Scaling in the wrong direction
Why direction is more important than traction & capital

In 2015 i have started an audio search engine called Trevx, to make the audio part of the web searchable, we have got funded, we have built traction and we have generated advertising revenues, yet we have failed.
Here is what happened, we have reached scale very fast, we managed to get 700,000 active user and more than 9,000,000 page views in 2016.
People loved what we did, tweeted about it, published youtube tutorials on how to benefit from the service. We did it, we have succeed or that what we have thought !?
We started to get global attention, and with it, we have got the attention of Copyright owners, because people was abusing the service, using it to find and download copyrighted Sound Effects, Audiobooks, and Music.
We have even ranked on top of Youtube in Arabic audio searches.
This user behaviour costed us so much. Google blocked our Adsense account, so our source of income had stoped, after a short period of time they removed us from the search results page, we used to have more than 12 million link indexed at Google search engine, so we have lost our traffic & revenue sources in a very short time.
This was a shocker, it seemed as if we have hit a wall, an invisible wall, that was their from the beginning, but some how we ignored it.
I have been aware that we might face these issues, but never thought it would be this fast and this fierce, i have could diversified our income and traffic channels, or changed our direction. But i always thought “With scale, things change”.
It’s not only Trevx, almost half of the 25 companies that passed the rigorous tests for inclusion in Tom Peters and Robert Waterman 1982 book, “In Search of Excellence” today no longer exist, are in bankruptcy or have performed poorly.
Numerous large, once-successful companies have failed in recent years. Some have gone bankrupt; others have been substantially reduced in size and fallen from an industry leadership position.
No matter what the size of your company is. it is subject to fall into the trap of “The invisible wall”, Lehman Brothers, Kodak and Nokia are examples of how big and deeply rooted companies can hit that wall.
In the Dark Knight Movie the Joker says to Harvey Dent “Nobody panics when things go according to plan. Even if the plan is horrifying!”.
I believe entrepreneurs and VCs should give more serious attention to their companies direction and understand how it is influenced and where it’s taking the company.

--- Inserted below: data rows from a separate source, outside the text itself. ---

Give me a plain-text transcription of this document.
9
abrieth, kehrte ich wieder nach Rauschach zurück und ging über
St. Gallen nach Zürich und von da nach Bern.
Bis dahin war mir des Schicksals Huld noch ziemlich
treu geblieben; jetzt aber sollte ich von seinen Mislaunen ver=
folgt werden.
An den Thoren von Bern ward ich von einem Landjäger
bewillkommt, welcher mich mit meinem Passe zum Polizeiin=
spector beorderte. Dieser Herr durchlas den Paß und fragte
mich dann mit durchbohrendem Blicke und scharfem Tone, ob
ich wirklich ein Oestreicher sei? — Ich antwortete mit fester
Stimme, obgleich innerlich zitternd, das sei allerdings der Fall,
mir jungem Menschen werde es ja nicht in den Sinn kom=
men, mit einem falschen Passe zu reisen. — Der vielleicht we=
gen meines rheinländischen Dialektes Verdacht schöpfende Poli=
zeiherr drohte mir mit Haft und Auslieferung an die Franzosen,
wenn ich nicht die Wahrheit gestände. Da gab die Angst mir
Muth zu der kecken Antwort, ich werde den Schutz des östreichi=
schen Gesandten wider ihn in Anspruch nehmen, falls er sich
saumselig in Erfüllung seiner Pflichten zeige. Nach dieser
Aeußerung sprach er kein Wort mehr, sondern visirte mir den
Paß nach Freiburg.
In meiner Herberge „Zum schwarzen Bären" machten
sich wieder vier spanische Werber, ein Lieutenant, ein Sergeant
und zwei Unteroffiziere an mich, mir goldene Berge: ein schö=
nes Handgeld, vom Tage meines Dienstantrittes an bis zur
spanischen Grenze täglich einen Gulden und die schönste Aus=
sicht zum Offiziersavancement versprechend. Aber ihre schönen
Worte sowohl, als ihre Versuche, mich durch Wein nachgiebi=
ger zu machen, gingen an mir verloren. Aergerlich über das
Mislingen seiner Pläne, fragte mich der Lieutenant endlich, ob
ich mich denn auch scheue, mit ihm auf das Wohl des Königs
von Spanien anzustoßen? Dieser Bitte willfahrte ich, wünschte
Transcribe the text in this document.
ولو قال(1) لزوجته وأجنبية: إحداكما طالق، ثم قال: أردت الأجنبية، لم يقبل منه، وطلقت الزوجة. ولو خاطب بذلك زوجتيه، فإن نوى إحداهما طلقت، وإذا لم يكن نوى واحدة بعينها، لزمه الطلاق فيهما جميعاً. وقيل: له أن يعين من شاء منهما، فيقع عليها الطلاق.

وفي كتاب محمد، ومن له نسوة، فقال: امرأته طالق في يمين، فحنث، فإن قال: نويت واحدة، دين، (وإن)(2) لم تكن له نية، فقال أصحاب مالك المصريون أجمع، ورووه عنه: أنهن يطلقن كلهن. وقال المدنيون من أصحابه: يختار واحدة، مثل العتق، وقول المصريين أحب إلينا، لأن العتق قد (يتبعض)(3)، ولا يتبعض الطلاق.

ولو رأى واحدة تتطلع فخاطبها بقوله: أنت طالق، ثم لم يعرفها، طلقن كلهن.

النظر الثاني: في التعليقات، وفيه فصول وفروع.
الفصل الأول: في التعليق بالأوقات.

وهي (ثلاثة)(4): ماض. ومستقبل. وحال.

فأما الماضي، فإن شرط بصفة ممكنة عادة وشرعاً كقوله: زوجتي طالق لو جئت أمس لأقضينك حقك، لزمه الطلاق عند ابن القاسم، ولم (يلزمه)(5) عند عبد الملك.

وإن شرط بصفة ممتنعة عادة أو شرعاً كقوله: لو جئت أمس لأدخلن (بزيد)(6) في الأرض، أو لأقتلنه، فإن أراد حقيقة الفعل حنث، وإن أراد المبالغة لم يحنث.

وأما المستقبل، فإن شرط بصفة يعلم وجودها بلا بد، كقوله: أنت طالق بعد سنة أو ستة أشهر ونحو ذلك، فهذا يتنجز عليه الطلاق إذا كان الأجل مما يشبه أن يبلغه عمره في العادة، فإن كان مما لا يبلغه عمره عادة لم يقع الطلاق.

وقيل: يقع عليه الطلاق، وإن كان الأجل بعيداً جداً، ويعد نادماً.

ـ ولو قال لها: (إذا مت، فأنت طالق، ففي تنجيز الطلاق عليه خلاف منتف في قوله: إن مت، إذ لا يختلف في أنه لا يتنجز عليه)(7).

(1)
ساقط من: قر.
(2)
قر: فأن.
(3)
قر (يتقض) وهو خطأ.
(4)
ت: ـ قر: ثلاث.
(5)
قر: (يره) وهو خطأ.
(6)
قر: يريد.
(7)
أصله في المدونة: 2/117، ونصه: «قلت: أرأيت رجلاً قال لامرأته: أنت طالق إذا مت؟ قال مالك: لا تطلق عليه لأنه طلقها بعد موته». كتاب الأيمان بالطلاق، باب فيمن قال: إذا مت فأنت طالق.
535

As the company direction can be influenced by many internal factors (Resources, Capabilities, Company legacy & Past, Board Of Directors and Company Vision & Focus) to name few and company’s external forces such as (Competition, Industry and the Market).
I was surprised to know that, 75% of venture-backed companies fail according to Shikhar Gosh’s research.
Companies fail not because of lack of money, they fail due to lack of a successful direction.